I partiti italiani, la cui missione istituzionale è quella di chiedere più deficit perché questo è il mainstream culturale di questo paese, mai accetterebbero manovre in pareggio, in senso di minori spese e/o maggiori tasse. Operazioni che, peraltro, sarebbero tutto fuorché indolori, in una congiuntura del genere. Al solito, alcune cose vanno fatte in tempo di pace ma, a quel tempo, è una bestemmia solo pensarlo. Per tutto il resto, c’è la repubblica dei bonus pagati “dall’Europa” egoista.
Siamo soli, e fragili
Questa mi pare, quindi, la chiave di lettura del DEF di Draghi. Posso ovviamente sbagliarmi. Si cucina con gli ingredienti disponibili, che da noi di solito sono adulterati o avariati. Non so se, di fronte a ulteriore deterioramento dello scenario economico, gli altri paesi europei accetteranno di fare debito al solo fine di sostenere in via prevalente i consumi. Non vorrei che questo fosse un wishful thinking che proietta in Europa l’orientamento italiano al deficit taumaturgico.
Ma forse, di fronte a disordini di piazza e comparsa di nuove ondate di populismi corrosivi, anche i paesi più fiscalmente conservatori getteranno la spugna e accetteranno più deficit e debito. Per il momento, questa è la situazione: l’Italia non può andare da sola perché i suoi conti continuano a non essere in ordine, e siamo costretti a camminare su sentiero molto stretto.
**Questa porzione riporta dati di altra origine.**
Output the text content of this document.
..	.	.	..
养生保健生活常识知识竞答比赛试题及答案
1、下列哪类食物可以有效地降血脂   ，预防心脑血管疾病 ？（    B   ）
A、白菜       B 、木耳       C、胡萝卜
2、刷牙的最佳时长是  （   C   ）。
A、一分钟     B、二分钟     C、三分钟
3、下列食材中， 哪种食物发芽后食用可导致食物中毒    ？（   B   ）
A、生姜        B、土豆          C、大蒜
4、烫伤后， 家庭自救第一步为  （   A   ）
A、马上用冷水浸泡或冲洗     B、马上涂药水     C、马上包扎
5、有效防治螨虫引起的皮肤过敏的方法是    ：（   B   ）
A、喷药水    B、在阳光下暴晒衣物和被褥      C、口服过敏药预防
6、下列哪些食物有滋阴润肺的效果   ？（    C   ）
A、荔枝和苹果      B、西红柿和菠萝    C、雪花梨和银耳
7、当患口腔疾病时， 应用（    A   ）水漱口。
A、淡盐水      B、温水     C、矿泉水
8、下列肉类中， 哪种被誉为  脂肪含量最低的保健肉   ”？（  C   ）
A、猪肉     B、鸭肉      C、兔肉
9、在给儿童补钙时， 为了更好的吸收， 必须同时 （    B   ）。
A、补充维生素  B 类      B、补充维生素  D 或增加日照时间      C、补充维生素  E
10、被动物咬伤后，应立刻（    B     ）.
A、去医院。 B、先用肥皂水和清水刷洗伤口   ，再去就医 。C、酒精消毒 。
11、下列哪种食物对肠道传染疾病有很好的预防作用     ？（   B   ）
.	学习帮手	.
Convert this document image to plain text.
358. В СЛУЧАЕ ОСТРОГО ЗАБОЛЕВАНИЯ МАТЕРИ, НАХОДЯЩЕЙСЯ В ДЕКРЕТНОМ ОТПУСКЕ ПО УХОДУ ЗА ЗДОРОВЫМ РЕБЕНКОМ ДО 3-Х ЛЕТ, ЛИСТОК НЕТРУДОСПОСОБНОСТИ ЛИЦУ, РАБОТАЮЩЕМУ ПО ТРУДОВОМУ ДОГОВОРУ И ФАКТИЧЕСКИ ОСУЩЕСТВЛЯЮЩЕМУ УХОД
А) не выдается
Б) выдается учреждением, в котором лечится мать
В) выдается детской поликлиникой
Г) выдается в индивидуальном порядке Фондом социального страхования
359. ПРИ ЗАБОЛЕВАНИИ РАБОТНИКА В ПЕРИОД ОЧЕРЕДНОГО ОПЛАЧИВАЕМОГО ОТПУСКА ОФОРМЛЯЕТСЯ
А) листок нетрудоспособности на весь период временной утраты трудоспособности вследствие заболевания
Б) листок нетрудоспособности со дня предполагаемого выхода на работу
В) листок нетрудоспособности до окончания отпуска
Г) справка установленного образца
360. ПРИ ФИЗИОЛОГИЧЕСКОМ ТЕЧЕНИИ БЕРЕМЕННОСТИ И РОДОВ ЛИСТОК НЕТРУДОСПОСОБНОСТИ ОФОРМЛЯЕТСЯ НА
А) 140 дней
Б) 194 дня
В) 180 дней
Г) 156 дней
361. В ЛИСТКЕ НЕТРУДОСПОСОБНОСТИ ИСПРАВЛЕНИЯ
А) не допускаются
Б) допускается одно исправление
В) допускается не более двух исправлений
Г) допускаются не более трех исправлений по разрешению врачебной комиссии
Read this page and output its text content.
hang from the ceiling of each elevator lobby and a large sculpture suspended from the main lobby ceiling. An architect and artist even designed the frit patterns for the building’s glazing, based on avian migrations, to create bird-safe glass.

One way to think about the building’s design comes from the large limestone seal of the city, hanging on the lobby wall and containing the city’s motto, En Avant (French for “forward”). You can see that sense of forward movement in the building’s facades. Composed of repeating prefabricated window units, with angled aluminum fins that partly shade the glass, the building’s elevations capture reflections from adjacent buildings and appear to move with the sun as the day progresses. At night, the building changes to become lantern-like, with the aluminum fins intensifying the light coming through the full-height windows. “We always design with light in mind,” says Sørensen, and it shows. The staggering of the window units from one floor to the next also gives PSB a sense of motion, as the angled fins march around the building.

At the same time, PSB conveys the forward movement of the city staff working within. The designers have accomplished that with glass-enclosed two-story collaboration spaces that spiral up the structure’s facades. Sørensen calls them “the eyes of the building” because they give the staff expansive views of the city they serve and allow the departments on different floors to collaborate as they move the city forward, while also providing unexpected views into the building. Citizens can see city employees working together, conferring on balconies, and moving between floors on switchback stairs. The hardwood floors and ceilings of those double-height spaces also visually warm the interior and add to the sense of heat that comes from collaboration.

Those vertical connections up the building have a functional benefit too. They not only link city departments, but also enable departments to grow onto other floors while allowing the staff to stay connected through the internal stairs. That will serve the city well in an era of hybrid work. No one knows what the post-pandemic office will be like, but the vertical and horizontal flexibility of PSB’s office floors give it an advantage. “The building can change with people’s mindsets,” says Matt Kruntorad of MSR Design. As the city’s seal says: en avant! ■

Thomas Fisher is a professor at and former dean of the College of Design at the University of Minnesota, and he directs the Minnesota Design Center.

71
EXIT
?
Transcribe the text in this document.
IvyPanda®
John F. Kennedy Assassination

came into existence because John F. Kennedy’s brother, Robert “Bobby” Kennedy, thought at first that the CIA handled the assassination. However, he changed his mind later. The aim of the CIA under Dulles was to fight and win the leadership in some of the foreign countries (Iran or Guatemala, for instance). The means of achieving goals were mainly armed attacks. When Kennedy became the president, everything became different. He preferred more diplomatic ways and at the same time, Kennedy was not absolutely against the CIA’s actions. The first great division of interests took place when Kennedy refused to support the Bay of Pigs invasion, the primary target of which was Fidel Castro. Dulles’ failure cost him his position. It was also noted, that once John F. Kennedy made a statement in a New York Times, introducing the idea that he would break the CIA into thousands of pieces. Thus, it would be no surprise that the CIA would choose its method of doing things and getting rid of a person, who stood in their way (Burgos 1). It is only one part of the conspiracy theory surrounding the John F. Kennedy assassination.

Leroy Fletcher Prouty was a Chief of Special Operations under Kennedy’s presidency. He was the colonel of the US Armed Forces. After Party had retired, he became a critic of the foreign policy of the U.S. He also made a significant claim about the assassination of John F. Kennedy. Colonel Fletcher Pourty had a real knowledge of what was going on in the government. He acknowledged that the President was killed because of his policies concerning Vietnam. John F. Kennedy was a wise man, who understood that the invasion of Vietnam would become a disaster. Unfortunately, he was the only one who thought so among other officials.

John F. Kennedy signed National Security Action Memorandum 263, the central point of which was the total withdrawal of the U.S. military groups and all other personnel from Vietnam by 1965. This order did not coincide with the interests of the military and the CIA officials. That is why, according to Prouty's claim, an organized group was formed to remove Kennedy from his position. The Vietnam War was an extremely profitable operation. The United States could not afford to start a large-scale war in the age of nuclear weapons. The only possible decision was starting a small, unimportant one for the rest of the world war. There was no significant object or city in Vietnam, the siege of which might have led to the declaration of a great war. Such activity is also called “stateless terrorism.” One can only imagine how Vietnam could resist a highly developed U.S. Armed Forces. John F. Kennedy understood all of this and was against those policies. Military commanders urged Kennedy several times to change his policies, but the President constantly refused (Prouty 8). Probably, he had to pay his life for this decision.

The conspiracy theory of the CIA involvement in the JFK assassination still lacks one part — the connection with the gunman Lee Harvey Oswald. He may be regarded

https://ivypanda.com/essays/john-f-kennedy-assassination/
Draghi ne è ovviamente consapevole, i partiti no. Una vera sorpresa. Non sarò io a negare la forte preoccupazione per l’ulteriore deterioramento della condizione sociale di un paese chiamato da una quindicina di anni a questa parte a rispondere di scelte di politica economica devianti e nodi che continuano a giungere al pettine.